Almost coincidently with the administration of nitroglycerin or the amyl nitrite, a hypodermic injection of 1/8 or 1/6 grain of morphin sulphate should be given without atropin, as full relaxation is desired without any stimulation of atropin.
Alcohol is also a valuable treatment of this pain, when the drugs mentioned are not at hand. The dose should be large; whisky or brandy is best, and should be administered in hot or at least warm water. The physiologic action of alcohol, which dulls or benumbs the nervous system and dilates the peripheral blood vessels, is exactly in line with the clinical indications.
If a patient is home and at rest at the time of an attack, a hot- water bag but slightly filled, or a pad electrically heated, may be placed over the heart some times with marked advantage and relief from pain. Occasionally even such gentle applications are not tolerated.

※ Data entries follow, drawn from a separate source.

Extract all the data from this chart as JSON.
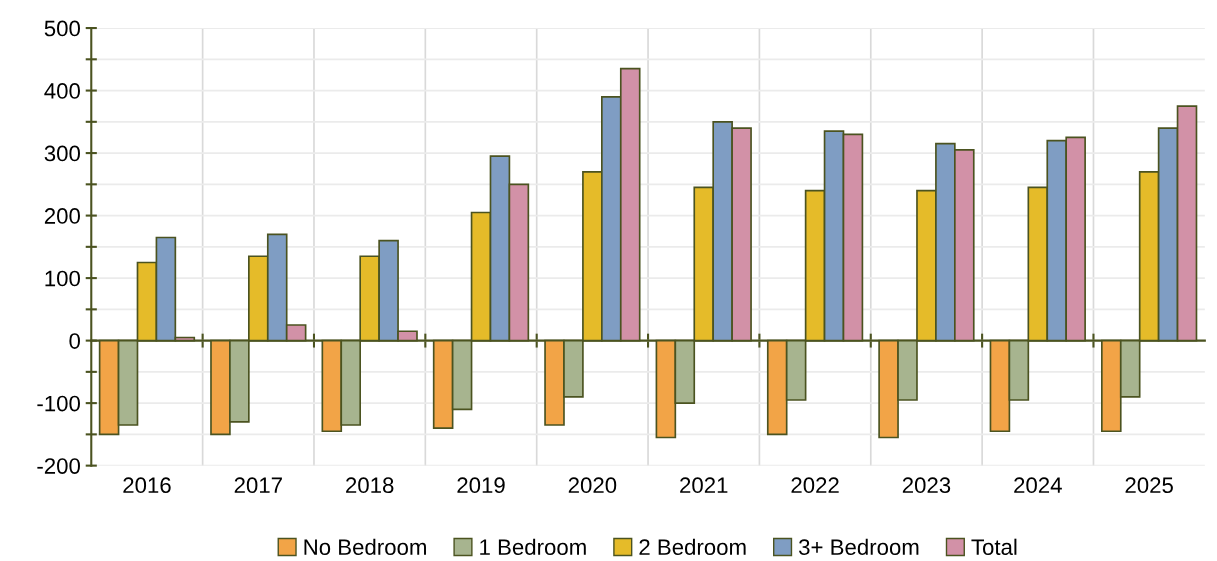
{
  "chart_data": {
    "type": "bar",
    "categories": [
      "2016",
      "2017",
      "2018",
      "2019",
      "2020",
      "2021",
      "2022",
      "2023",
      "2024",
      "2025"
    ],
    "series": [
      {
        "name": "No Bedroom",
        "color": "#f2a447",
        "values": [
          -150,
          -150,
          -145,
          -140,
          -135,
          -155,
          -150,
          -155,
          -145,
          -145
        ]
      },
      {
        "name": "1 Bedroom",
        "color": "#a7b48f",
        "values": [
          -135,
          -130,
          -135,
          -110,
          -90,
          -100,
          -95,
          -95,
          -95,
          -90
        ]
      },
      {
        "name": "2 Bedroom",
        "color": "#e5bb29",
        "values": [
          125,
          135,
          135,
          205,
          270,
          245,
          240,
          240,
          245,
          270
        ]
      },
      {
        "name": "3+ Bedroom",
        "color": "#7f9dc3",
        "values": [
          165,
          170,
          160,
          295,
          390,
          350,
          335,
          315,
          320,
          340
        ]
      },
      {
        "name": "Total",
        "color": "#d291a7",
        "values": [
          5,
          25,
          15,
          250,
          435,
          340,
          330,
          305,
          325,
          375
        ]
      }
    ],
    "ylim": [
      -200,
      500
    ],
    "yticks": [
      -200,
      {
        "value": -150,
        "label": null
      },
      -100,
      {
        "value": -50,
        "label": null
      },
      0,
      {
        "value": 50,
        "label": null
      },
      100,
      {
        "value": 150,
        "label": null
      },
      200,
      {
        "value": 250,
        "label": null
      },
      300,
      {
        "value": 350,
        "label": null
      },
      400,
      {
        "value": 450,
        "label": null
      },
      500
    ],
    "grid": true,
    "legend": "bottom"
  }
}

After the attack is over, absolute rest for some hours, at least, is positively necessary. If the attack was severe, the patient should rest several days, as there seems to be a great tendency for such attacks to come in groups, the cause being acutely present for at least some time. But little food should be given; nothing very hot or very cold, and no large amount of liquids; gentle catharsis may be induced on the following day, if deemed advisable; no stimulating drugs should be administered, and nothing which would raise the blood pressure.
The question often arises as to whether or not the patient shall be told of the seriousness of his condition. It is hardly wise to withhold this knowledge from him, and generally is not necessary. The ordinary alert patient knows how serious the condition is by his own feelings, and will even reprove or joke with his physician for minimizing the danger. It is best that the whole subject be discussed carefully with him and his life regulated and ordered, and emergency drugs prepared and given him with proper instructions, to the family, so that he may possibly prevent other attacks and, if they occur, may have the best immediate treatment.
The acute symptoms being over, a careful analysis of the probable cause of the anginal attack should be made. If it is a general sclerosis, the treatment should be directed to that condition. If it is a myocarditis, a fatty degeneration of the heart or a fatty heart, this should be properly treated as previously described. If it is due to a toxemia from intestinal disturbance, that may readily be remedied. If due to nicotin, it need not again occur from that reason, and perhaps the damage caused by the nicotin may be removed. Any organic kidney trouble must, of course, be managed according to its seriousness, and if there is hypertension without any serious lesion, the treatment should be directed toward its relief.
Not infrequently, whether a patient is suffering from real angina pectoris or a pseudo-angina pectoris, the absorption of toxins irons the intestines, due to indigestion and fermentation, adds to these cardiac pains, and may even be a cause of them. Consequently, eliminative treatment and a temporary rigid diet, and various treatments to prevent intestinal indigestion, are of great value in angina pectoris.
It may be even advisable for twenty-four hours or so to give nothing but water, and then perhaps a skimmed milk diet for a few days. This treatment, combined with almost absolute rest, and later graded exercise, with other measures to lower the blood pressure, and with the absence of tobacco, sometimes is very successful treatment.
PSEUDO-ANGINA
While this name is more or less unfortunate, it has long been in vogue as a designation for pains and disturbances referred by a patient to his heart. Therefore with the distinct understanding that if the diagnosis is correct the name is a misnomer, it may be allowable to discuss under this heading some of the attacks which may simulate an angina and must be separated from a true angina.